- Born: July 5, 1922 Cleveland, Georgia, U.S.
- Died: April 10, 1988 (aged 65)

NASCAR Cup Series career
- 29 races run over 9 years
- Best finish: 40th-1961 NASCAR Grand National Series
- First race: 1948 race (Daytona Beach & Road Course)
- Last race: 1962 Southern 500 (Darlington Raceway)
| Wins | Top tens | Poles |
| 6 | 23 | 0 |

= Roscoe Thompson =

American racecar driver (1922–1988)

Roscoe Thompson (July 5, 1922 – April 10, 1988) was an American NASCAR Grand National Series driver who drove from 1948 (at the age of 26) to 1962 (at the age of 40).

==Career summary==
Thompson's best season was in 1950 in what is now the NASCAR O'Reilly Auto Parts Series, where he won six of 29 races, finished in the top-five 23 times and top 10 29 times. In the Grand National Series out of 2033 laps, Thompson only managed to lead 11 (less than 1%) of them. His total career earnings were $5,440 ($ when adjusted for inflation).

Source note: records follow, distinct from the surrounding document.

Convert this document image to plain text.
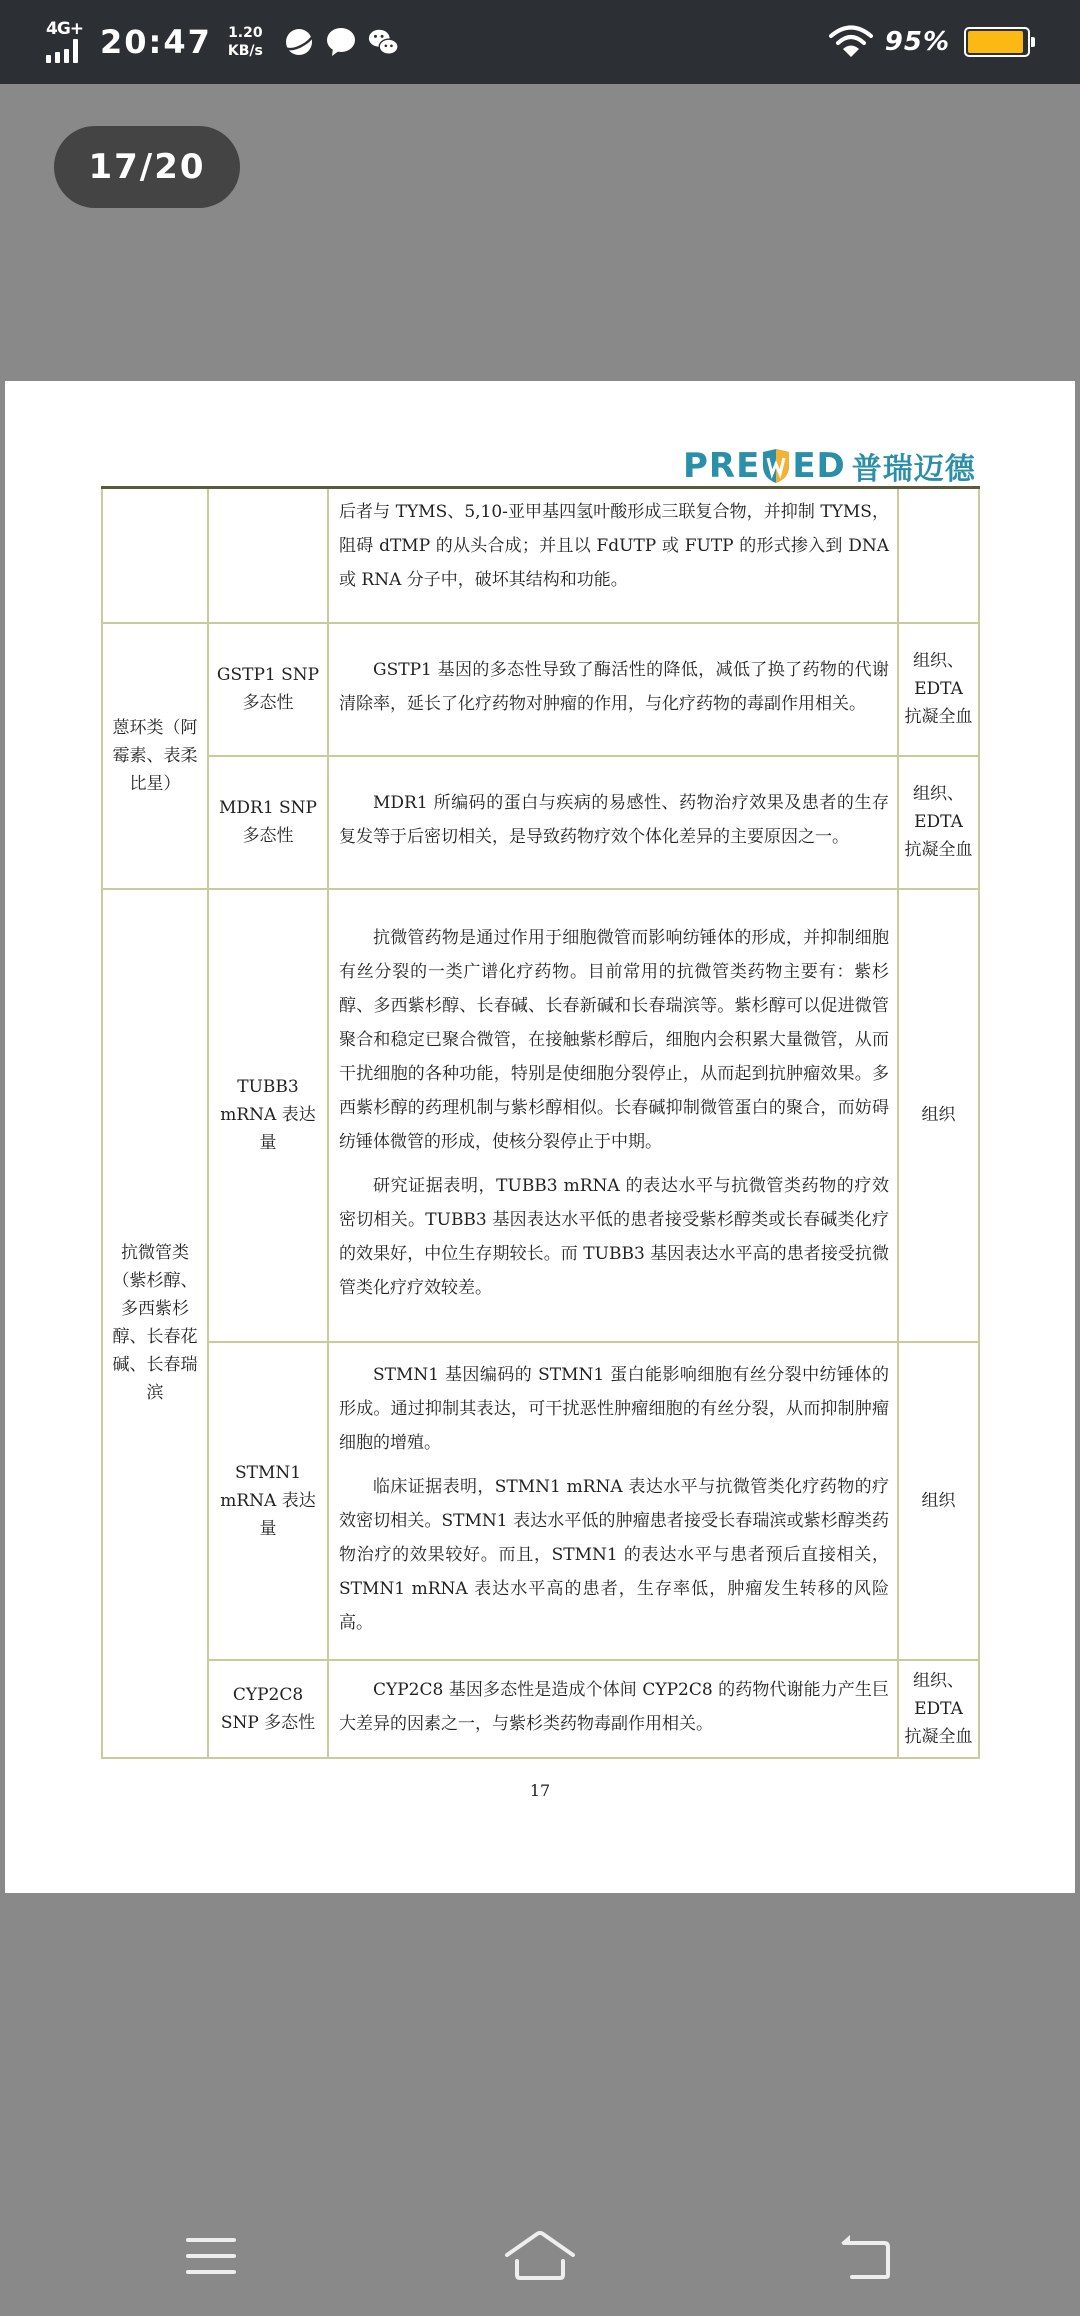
4G+ 20:47 1.20
KB/s	95%
17/20
PRE ED 普瑞迈德

		后者与 TYMS、5,10-亚甲基四氢叶酸形成三联复合物，并抑制 TYMS，阻碍 dTMP 的从头合成；并且以 FdUTP 或 FUTP 的形式掺入到 DNA 或 RNA 分子中，破坏其结构和功能。	

蒽环类（阿霉素、表柔比星）	GSTP1 SNP 多态性	GSTP1 基因的多态性导致了酶活性的降低，减低了换了药物的代谢清除率，延长了化疗药物对肿瘤的作用，与化疗药物的毒副作用相关。	组织、EDTA 抗凝全血
	MDR1 SNP 多态性	MDR1 所编码的蛋白与疾病的易感性、药物治疗效果及患者的生存复发等于后密切相关，是导致药物疗效个体化差异的主要原因之一。	组织、EDTA 抗凝全血
抗微管类（紫杉醇、多西紫杉醇、长春花碱、长春瑞滨	TUBB3 mRNA 表达量	抗微管药物是通过作用于细胞微管而影响纺锤体的形成，并抑制细胞有丝分裂的一类广谱化疗药物。目前常用的抗微管类药物主要有：紫杉醇、多西紫杉醇、长春碱、长春新碱和长春瑞滨等。紫杉醇可以促进微管聚合和稳定已聚合微管，在接触紫杉醇后，细胞内会积累大量微管，从而干扰细胞的各种功能，特别是使细胞分裂停止，从而起到抗肿瘤效果。多西紫杉醇的药理机制与紫杉醇相似。长春碱抑制微管蛋白的聚合，而妨碍纺锤体微管的形成，使核分裂停止于中期。

研究证据表明，TUBB3 mRNA 的表达水平与抗微管类药物的疗效密切相关。TUBB3 基因表达水平低的患者接受紫杉醇类或长春碱类化疗的效果好，中位生存期较长。而 TUBB3 基因表达水平高的患者接受抗微管类化疗疗效较差。	组织
	STMN1 mRNA 表达量	STMN1 基因编码的 STMN1 蛋白能影响细胞有丝分裂中纺锤体的形成。通过抑制其表达，可干扰恶性肿瘤细胞的有丝分裂，从而抑制肿瘤细胞的增殖。

临床证据表明，STMN1 mRNA 表达水平与抗微管类化疗药物的疗效密切相关。STMN1 表达水平低的肿瘤患者接受长春瑞滨或紫杉醇类药物治疗的效果较好。而且，STMN1 的表达水平与患者预后直接相关，STMN1 mRNA 表达水平高的患者，生存率低，肿瘤发生转移的风险高。	组织
	CYP2C8 SNP 多态性	CYP2C8 基因多态性是造成个体间 CYP2C8 的药物代谢能力产生巨大差异的因素之一，与紫杉类药物毒副作用相关。	组织、EDTA 抗凝全血
17
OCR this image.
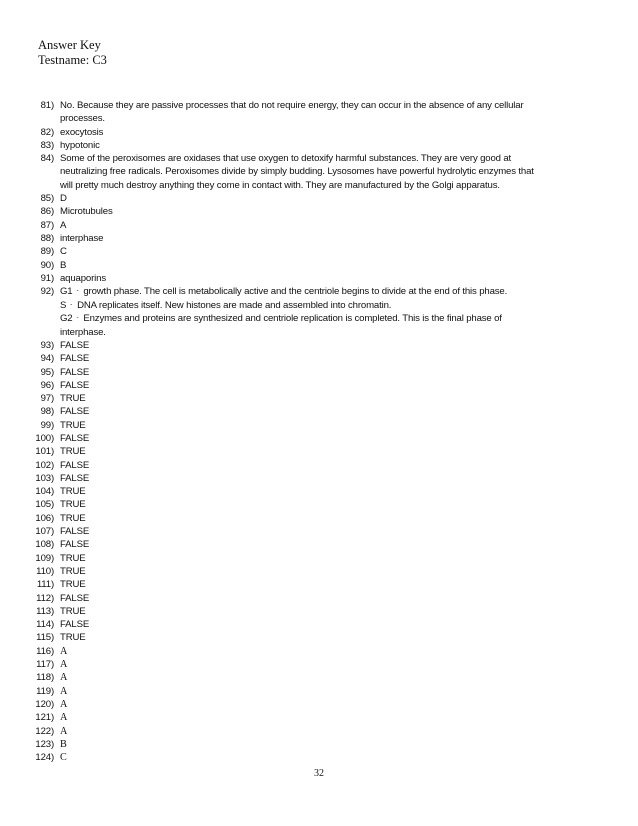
Answer Key
Testname: C3
81) No. Because they are passive processes that do not require energy, they can occur in the absence of any cellular
processes.
82) exocytosis
83) hypotonic
84) Some of the peroxisomes are oxidases that use oxygen to detoxify harmful substances. They are very good at
neutralizing free radicals. Peroxisomes divide by simply budding. Lysosomes have powerful hydrolytic enzymes that
will pretty much destroy anything they come in contact with. They are manufactured by the Golgi apparatus.
85) D
86) Microtubules
87) A
88) interphase
89) C
90) B
91) aquaporins
92) G1 - growth phase. The cell is metabolically active and the centriole begins to divide at the end of this phase.
S - DNA replicates itself. New histones are made and assembled into chromatin.
G2 - Enzymes and proteins are synthesized and centriole replication is completed. This is the final phase of
interphase.
93) FALSE
94) FALSE
95) FALSE
96) FALSE
97) TRUE
98) FALSE
99) TRUE
100) FALSE
101) TRUE
102) FALSE
103) FALSE
104) TRUE
105) TRUE
106) TRUE
107) FALSE
108) FALSE
109) TRUE
110) TRUE
111) TRUE
112) FALSE
113) TRUE
114) FALSE
115) TRUE
116) A
117) A
118) A
119) A
120) A
121) A
122) A
123) B
124) C
32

The most notable races that Thompson attended were the first running of the Southern 500, 1959 Daytona 500 (first on paved track) and the 1961 running of the World 600. Some of his earlier accomplishments are as follows:

- Thompson was inducted into the Georgia Racing Hall of Fame 10/27/06.
- Peach Bowl Champion in 1950 and 1951.
- NASCAR's sportsman champ for Georgia in 1953
- Southeastern Modified champ in 1954.
- Thompson started seventh in the 1959 Daytona 500. (First on the track).
- Thompson was tenth in NASCAR'S first points standings in 1948.
- In 1964, Thompson was inducted into the Museum of Speed in Daytona.

Thompson has traditionally used the No. 15 and No. 24 as his racing numbers. He also had relied on Oldsmobile engines for the majority of his career.